Please note, in my data dependent variable: proportion y/x is both zero-inflated and one-inflated.
Any idea, what is suitable approach to build a model in R ('glm','lm')?
You're on the right track: if 0 ≤ y ≤ x then 0 ≤ (y/x) ≤ 1. This suggests fitting y/x to a logistic model in glm(...). Details are below, but considering that you've only got 6 points, this is a pretty good fit.
The major concern is that the model is not valid unless the error in (y/x) is Normal with constant variance (or, equivalently, the error in y increases with x). If this is true then we should get a (more or less) linear Q-Q plot, which we do.

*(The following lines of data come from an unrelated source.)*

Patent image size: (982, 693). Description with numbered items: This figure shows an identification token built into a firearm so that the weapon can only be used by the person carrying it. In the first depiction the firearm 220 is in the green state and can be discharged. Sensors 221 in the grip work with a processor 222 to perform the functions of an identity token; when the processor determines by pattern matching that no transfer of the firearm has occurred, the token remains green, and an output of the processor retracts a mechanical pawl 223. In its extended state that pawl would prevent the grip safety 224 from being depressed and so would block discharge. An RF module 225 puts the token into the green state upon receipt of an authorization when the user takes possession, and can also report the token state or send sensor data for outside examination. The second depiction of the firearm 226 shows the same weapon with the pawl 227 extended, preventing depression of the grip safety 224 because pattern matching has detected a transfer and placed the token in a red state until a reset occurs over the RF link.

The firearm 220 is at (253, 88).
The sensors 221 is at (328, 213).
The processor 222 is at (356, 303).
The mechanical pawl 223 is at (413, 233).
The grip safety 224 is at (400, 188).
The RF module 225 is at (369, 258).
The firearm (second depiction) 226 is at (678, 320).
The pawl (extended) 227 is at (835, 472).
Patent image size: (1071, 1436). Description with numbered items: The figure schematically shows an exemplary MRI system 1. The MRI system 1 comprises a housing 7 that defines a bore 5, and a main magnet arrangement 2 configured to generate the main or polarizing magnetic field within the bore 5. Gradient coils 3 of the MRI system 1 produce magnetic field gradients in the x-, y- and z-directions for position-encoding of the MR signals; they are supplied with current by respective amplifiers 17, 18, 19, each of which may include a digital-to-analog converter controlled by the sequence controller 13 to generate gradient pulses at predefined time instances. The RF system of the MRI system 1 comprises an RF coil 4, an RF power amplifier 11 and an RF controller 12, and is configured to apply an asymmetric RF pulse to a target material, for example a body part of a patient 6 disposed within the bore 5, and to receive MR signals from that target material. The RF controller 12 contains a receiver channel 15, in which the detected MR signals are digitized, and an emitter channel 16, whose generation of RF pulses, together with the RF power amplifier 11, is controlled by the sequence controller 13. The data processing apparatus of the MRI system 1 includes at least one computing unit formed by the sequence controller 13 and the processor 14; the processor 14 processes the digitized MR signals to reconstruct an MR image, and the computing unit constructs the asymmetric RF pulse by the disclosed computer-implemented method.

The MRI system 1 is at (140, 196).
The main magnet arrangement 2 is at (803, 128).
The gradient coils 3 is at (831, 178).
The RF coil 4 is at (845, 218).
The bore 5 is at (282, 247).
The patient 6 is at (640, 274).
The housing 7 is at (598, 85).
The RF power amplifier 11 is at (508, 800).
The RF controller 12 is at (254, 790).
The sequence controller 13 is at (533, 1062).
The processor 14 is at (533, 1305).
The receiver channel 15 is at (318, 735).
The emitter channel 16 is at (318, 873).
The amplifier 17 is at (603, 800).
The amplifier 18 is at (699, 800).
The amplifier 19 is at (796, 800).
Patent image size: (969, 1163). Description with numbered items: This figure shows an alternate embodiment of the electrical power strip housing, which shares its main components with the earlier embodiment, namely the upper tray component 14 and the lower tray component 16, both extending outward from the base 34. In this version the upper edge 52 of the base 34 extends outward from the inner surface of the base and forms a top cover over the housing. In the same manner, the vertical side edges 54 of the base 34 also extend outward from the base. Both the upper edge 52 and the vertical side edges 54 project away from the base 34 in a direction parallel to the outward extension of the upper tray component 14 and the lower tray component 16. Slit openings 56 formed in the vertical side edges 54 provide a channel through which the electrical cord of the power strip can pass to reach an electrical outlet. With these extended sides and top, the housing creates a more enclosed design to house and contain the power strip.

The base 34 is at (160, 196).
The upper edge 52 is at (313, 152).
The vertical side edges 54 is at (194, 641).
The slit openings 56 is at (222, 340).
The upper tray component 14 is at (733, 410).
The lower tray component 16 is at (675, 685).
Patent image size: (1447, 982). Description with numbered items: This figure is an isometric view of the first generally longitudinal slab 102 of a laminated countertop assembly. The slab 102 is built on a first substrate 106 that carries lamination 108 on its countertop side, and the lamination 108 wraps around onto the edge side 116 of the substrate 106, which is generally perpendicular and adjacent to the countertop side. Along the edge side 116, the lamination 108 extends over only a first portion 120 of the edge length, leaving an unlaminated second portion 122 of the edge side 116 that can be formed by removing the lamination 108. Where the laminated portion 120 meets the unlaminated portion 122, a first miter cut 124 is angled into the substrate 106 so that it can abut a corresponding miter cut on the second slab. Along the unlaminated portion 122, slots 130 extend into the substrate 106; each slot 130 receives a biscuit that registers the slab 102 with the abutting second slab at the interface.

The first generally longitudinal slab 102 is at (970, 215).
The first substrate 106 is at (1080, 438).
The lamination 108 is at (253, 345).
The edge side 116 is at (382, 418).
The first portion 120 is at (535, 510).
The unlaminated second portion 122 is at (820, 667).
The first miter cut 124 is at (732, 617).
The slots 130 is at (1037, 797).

One nuance: the interface to the glm logistic model wants two columns for y: "number of successes (S)" and "number of failures (F)". It then calculates the probability as S/(S+F). So we have to provide two columns which mimic this: y and x-y. Then glm(...) will calculate y/(y+(x-y)) = y/x.
Finally, the fit summary suggests that x is important and z may or may not be. You might want to try a model that excludes z and see if that improves AIC.
fit = glm(cbind(y,x-y)~x+z, data=mydata, family=binomial(logit))
summary(fit)
# Call:
# glm(formula = cbind(y, x - y) ~ x + z, family = binomial(logit),
# data = mydata)
# Deviance Residuals:
# 1 2 3 4 5 6
# -0.59942 -0.35394 0.62705 0.08405 -0.75590 0.81160
# Coefficients:
# Estimate Std. Error z value Pr(>|z|)
# (Intercept) -2.0264 1.2177 -1.664 0.0961 .
# x 0.6786 0.2695 2.518 0.0118 *
# z -0.2778 0.1933 -1.437 0.1507
# ---
# Signif. codes: 0 ‘***’ 0.001 ‘**’ 0.01 ‘*’ 0.05 ‘.’ 0.1 ‘ ’ 1
# (Dispersion parameter for binomial family taken to be 1)
# Null deviance: 13.7587 on 5 degrees of freedom
# Residual deviance: 2.1149 on 3 degrees of freedom
# AIC: 15.809
par(mfrow=c(2,2))
plot(fit) # residuals, Q-Q, Scale-Location, and Leverage Plots
mydata$pred <- predict(fit, type="response")
par(mfrow=c(1,1))
plot(mydata$y/mydata$x,mydata$pred,xlim=c(0,1),ylim=c(0,1), xlab="Actual", ylab="Predicted")
abline(0,1, lty=2, col="blue")